Robert B. Gramacy Professor of Statistics
Teaching
I regularly teach the following undergraduate classes through the Department of Statistics at Virginia Tech.
(Int.) Data Analytics (& Machine Learning)
STAT/CS 5525 (CMDA/CS/STAT 4654)
is a technical analytics course that will teach supervised and unsupervised learning strategies, including regression, generalized linear models, regularization, dimension reduction methods, tree-based methods for classification, and clustering. Upper-level analytical methods are shown in practice: e.g., neural networks and Gaussian processes. It is targeted towards students who have completed (and remember the concepts from) a course in introductory statistics and mathematical modeling.
We will make extensive use of calculus, linear algebra, and probability.
Computational tools, such as the R
language
for statistical computing, will be used for illustration in class and be essential for completing homework problems.
Nonparametric Statistics
STAT 3504
is an undergruadate course focused on statistical methodology based on ranks, empirical distributions, and runs.
One and two sample tests, ANOVA, correlation, goodness of fit, rank regression, R-estimates and confidence intervals.

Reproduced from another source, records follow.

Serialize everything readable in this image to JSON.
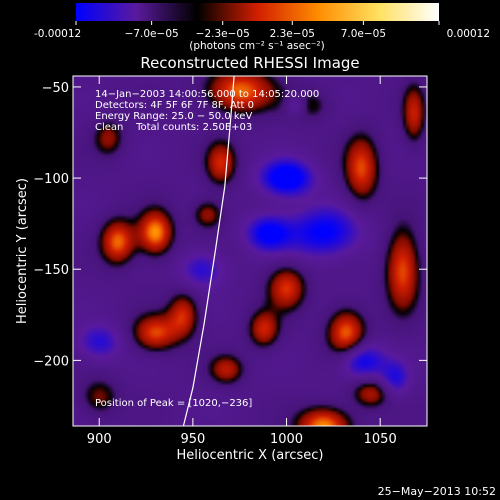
{
  "colorbar": {
    "tick_labels": [
      "-0.00012",
      "−7.0e−05",
      "−2.3e−05",
      "2.3e−05",
      "7.0e−05",
      "0.00012"
    ],
    "tick_values": [
      -0.00012,
      -7e-05,
      -2.3e-05,
      2.3e-05,
      7e-05,
      0.00012
    ],
    "range": [
      -0.00012,
      0.00012
    ],
    "units": "(photons cm⁻² s⁻¹ asec⁻²)",
    "colors": [
      "#0000ff",
      "#5a1a9c",
      "#000000",
      "#d21e00",
      "#ff8c00",
      "#ffe060",
      "#ffffff"
    ]
  },
  "chart_data": {
    "type": "heatmap",
    "title": "Reconstructed RHESSI Image",
    "xlabel": "Heliocentric X (arcsec)",
    "ylabel": "Heliocentric Y (arcsec)",
    "xlim": [
      886,
      1075
    ],
    "ylim": [
      -236,
      -44
    ],
    "x_ticks": [
      900,
      950,
      1000,
      1050
    ],
    "x_tick_labels": [
      "900",
      "950",
      "1000",
      "1050"
    ],
    "y_ticks": [
      -50,
      -100,
      -150,
      -200
    ],
    "y_tick_labels": [
      "−50",
      "−100",
      "−150",
      "−200"
    ],
    "info_lines": [
      "14−Jan−2003 14:00:56.000 to 14:05:20.000",
      "Detectors: 4F 5F 6F 7F 8F, Att 0",
      "Energy Range: 25.0 − 50.0 keV",
      "Clean    Total counts: 2.50E+03"
    ],
    "peak_label": "Position of Peak = [1020,−236]",
    "peak_position": [
      1020,
      -236
    ],
    "limb_curve": [
      [
        944,
        -240
      ],
      [
        950,
        -215
      ],
      [
        956,
        -180
      ],
      [
        962,
        -140
      ],
      [
        967,
        -105
      ],
      [
        970,
        -70
      ],
      [
        972,
        -44
      ]
    ],
    "sources": [
      [
        1020,
        -236,
        1.0,
        14,
        10
      ],
      [
        1032,
        -185,
        0.9,
        10,
        13
      ],
      [
        910,
        -135,
        0.9,
        9,
        12
      ],
      [
        930,
        -130,
        1.0,
        9,
        12
      ],
      [
        975,
        -52,
        0.9,
        18,
        12
      ],
      [
        965,
        -92,
        0.7,
        8,
        12
      ],
      [
        958,
        -120,
        0.55,
        8,
        8
      ],
      [
        1040,
        -95,
        0.8,
        9,
        18
      ],
      [
        1062,
        -150,
        0.85,
        9,
        22
      ],
      [
        1068,
        -65,
        0.65,
        6,
        16
      ],
      [
        930,
        -185,
        0.8,
        12,
        10
      ],
      [
        945,
        -175,
        0.7,
        8,
        12
      ],
      [
        905,
        -78,
        0.5,
        8,
        10
      ],
      [
        1000,
        -160,
        0.75,
        10,
        12
      ],
      [
        988,
        -183,
        0.7,
        8,
        10
      ],
      [
        968,
        -205,
        0.6,
        9,
        8
      ],
      [
        1045,
        -218,
        0.6,
        10,
        8
      ],
      [
        900,
        -220,
        0.45,
        10,
        10
      ],
      [
        1010,
        -60,
        0.45,
        12,
        8
      ],
      [
        1020,
        -130,
        -0.7,
        20,
        14
      ],
      [
        1000,
        -100,
        -0.9,
        14,
        10
      ],
      [
        1005,
        -60,
        -0.6,
        6,
        6
      ],
      [
        990,
        -130,
        -0.7,
        12,
        10
      ],
      [
        1040,
        -200,
        -0.7,
        12,
        10
      ],
      [
        900,
        -190,
        -0.5,
        12,
        10
      ],
      [
        955,
        -150,
        -0.5,
        12,
        10
      ],
      [
        1058,
        -210,
        -0.5,
        8,
        10
      ]
    ]
  },
  "footer": {
    "timestamp": "25−May−2013 10:52"
  }
}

We will learn comparisons with classical parametric methods. There will be an emphasis on assumptions and interpretation.

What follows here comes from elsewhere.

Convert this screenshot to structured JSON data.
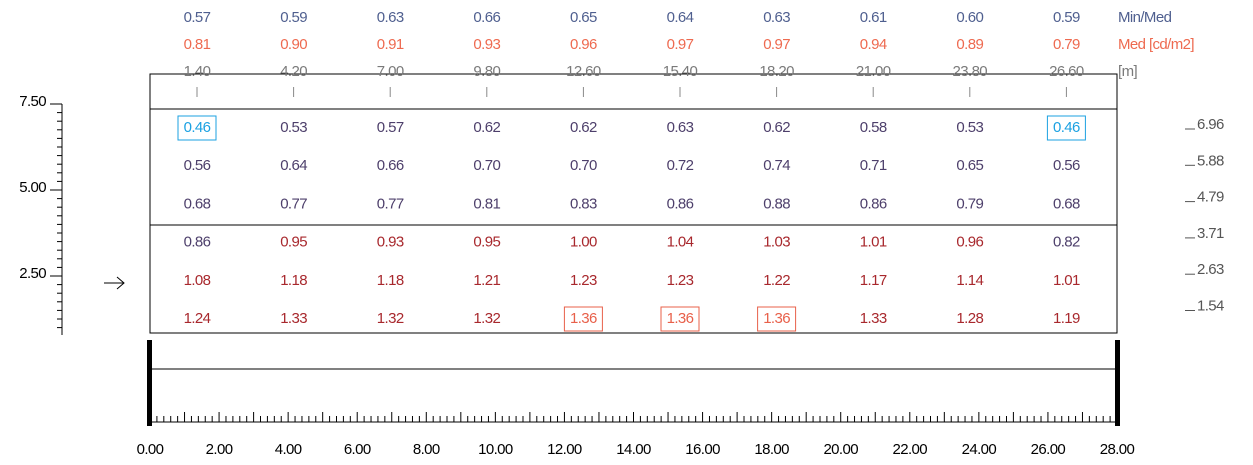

It is targeted towards students who have completed (and remember the concepts from) a course in introductory statistics.
We will make extensive use of computational tools, such as the R
language
for statistical computing, both for illustration in class and in homework problems.

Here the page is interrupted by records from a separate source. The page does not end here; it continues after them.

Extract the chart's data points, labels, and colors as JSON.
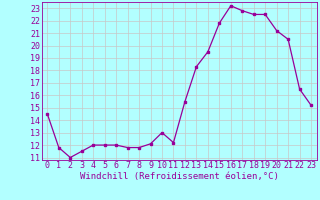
{
  "x": [
    0,
    1,
    2,
    3,
    4,
    5,
    6,
    7,
    8,
    9,
    10,
    11,
    12,
    13,
    14,
    15,
    16,
    17,
    18,
    19,
    20,
    21,
    22,
    23
  ],
  "y": [
    14.5,
    11.8,
    11.0,
    11.5,
    12.0,
    12.0,
    12.0,
    11.8,
    11.8,
    12.1,
    13.0,
    12.2,
    15.5,
    18.3,
    19.5,
    21.8,
    23.2,
    22.8,
    22.5,
    22.5,
    21.2,
    20.5,
    16.5,
    15.2
  ],
  "xlabel": "Windchill (Refroidissement éolien,°C)",
  "xlim_min": -0.5,
  "xlim_max": 23.5,
  "ylim_min": 10.8,
  "ylim_max": 23.5,
  "yticks": [
    11,
    12,
    13,
    14,
    15,
    16,
    17,
    18,
    19,
    20,
    21,
    22,
    23
  ],
  "xticks": [
    0,
    1,
    2,
    3,
    4,
    5,
    6,
    7,
    8,
    9,
    10,
    11,
    12,
    13,
    14,
    15,
    16,
    17,
    18,
    19,
    20,
    21,
    22,
    23
  ],
  "line_color": "#990099",
  "marker": "s",
  "marker_size": 2,
  "bg_color": "#b2ffff",
  "grid_color": "#c8c8c8",
  "tick_label_fontsize": 6,
  "xlabel_fontsize": 6.5
}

Integrated Quantitative Science II
CMDA 2006
is a second class on statistical and applied mathematical methods. Statistical topics approach
modern methodology and implementation, begining
by revisiting the basics: probability distributions, principles of estimation, likelihood,
sampling distributions, multivatiate analysis, linear regression, ANOVA, categorical
data, nonlinear regrerssion, nonparametric methods and simulation.
We introduce and make extensive use of computational tools, such as the R
language
for statistical computing, both for illustration in class and in homework problems.
In alternating years, I usually teach one of the following two graduate classes, through the Department of Statistics at Virginia Tech.
Advanced Statistical Computing
STAT 6984
is a second (graduate) course on statistical computing. Although basics will be revisited,
the pace will be swift. The main programming language will be
R
,
but we will explore many other languages and tools. We will learn how statisticians can best leverage modern
desktop computing (multiple cores), cluster computing (multiple nodes) and distributed computing (hadoop/Amazon EC2). An aspect of that preparation will be "back to basics" with navigating the Unix shell,
manipulating data therein, compiling libraries with make, version control
(e.g., Git), and good habits/best practice with code development and data management.
Surrogate Modeling
STAT 6544 is a graduate "topics" statistics course at the interface between mathematical modeling via
computer simulation, computer model meta-modeling (i.e., emulation/surrogate modeling), calibration of
computer models to data from field experiments, and model-based sequential design and optimization under
uncertainty. The treatment will include some of the historical methodology in the literature, and canonical
examples, but will concentrate on modern statistical methods, computation and implementation in
R
, as motivated by modern application/data type and size.
Previously, I gave the following graduate classes within the Booth School of Business at the University of Chicago. See my CV for a more complete teaching record, including classes given while at the Statistical Laboratory at the University of Cambridge.
Bayesian Inference
BUS 41913 is a graduate course in Bayesian Inference. The course will focus on understanding the principles underlying Bayesian modeling and on building experience in the use of Bayesian analysis for making inference about real world problems. Particular attention will be paid to the computational techniques (e.g., MCMC) needed for most problems and their implementation in the R
language for statistical computing.
Applied Regression Analysis
BUS 41100 (Sections 01, 02 and 085) is a course about regression, a powerful and widely used data analysis technique. Students will learn how to use regression to analyze a variety of complex real world problems. Heavy emphasis will be placed on analysis of actual datasets, and implementation in the R
language for statistical computing. Topics covered include: simple linear regression, multiple regression, prediction, variable selection, residual diagnostics, time series (auto-regression), and classification (logistic regression).